A question often posed to me by other professionals, parents or adult clients is – Why bother with an assessment or a diagnosis? I do not want a label for myself or my child. Please just fix the problem.
The only reason for an assessment and then diagnosis is because the appropriate treatment flows out of the diagnosis. If one treatment cured all life’s problems then there is no need for an assessment or a diagnosis.
Our clients always understand the need to obtain a correct diagnosis when their physical body is ill but may resist the idea when it comes to a mental/ emotional or behavioral issue. However, the same premise applies to the physical or emotional self; for example, the treatment for depression is very different than for post traumatic stress disorder. In fact, certain treatment options are contraindicated for certain disorders. The idea that one size fits all does not apply.
In order to obtain the appropriate diagnosis I do an in depth assessment. This assessment can cover the following: obtain and conduct a thorough review of past assessments, administer the correct assessment tool for the referral question being considered, an in-depth series of interviews at the beginning of the process, scoring and interpreting any measures administered, and formulating a conclusion and diagnosis. At times a thorough written report is needed to obtain certain services or funding; at other times this is not needed.

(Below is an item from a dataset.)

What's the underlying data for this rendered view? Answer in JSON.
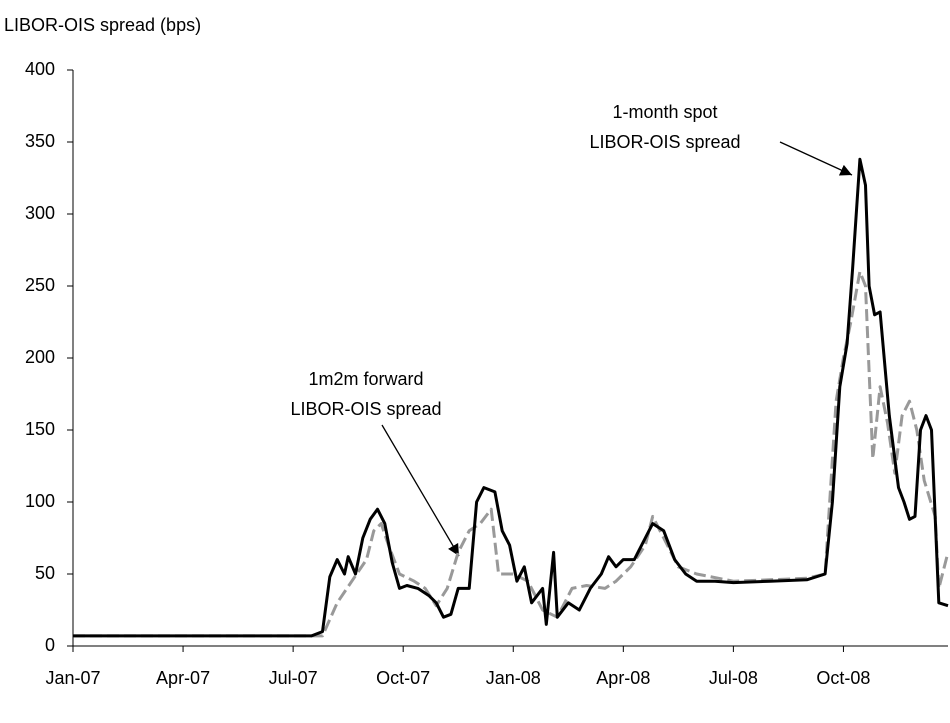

It does not matter why you are coming to see us: for individual therapy, relationship counselling, family therapy, parenting coaching or group sessions, we always conduct an in-depth assessment. So if you are seeing Dr. Penner or Dr. Smith through Ladysmith Assessment and Therapeutic Services rest assured that we do not offer a band-aid approach which can help in the short term but often leads to issues resurfacing over and over again. Our assessment approach leads to appropriate treatment and recommendations that will deal with unresolved historical issues and increase positive adaptive responses to the present problem.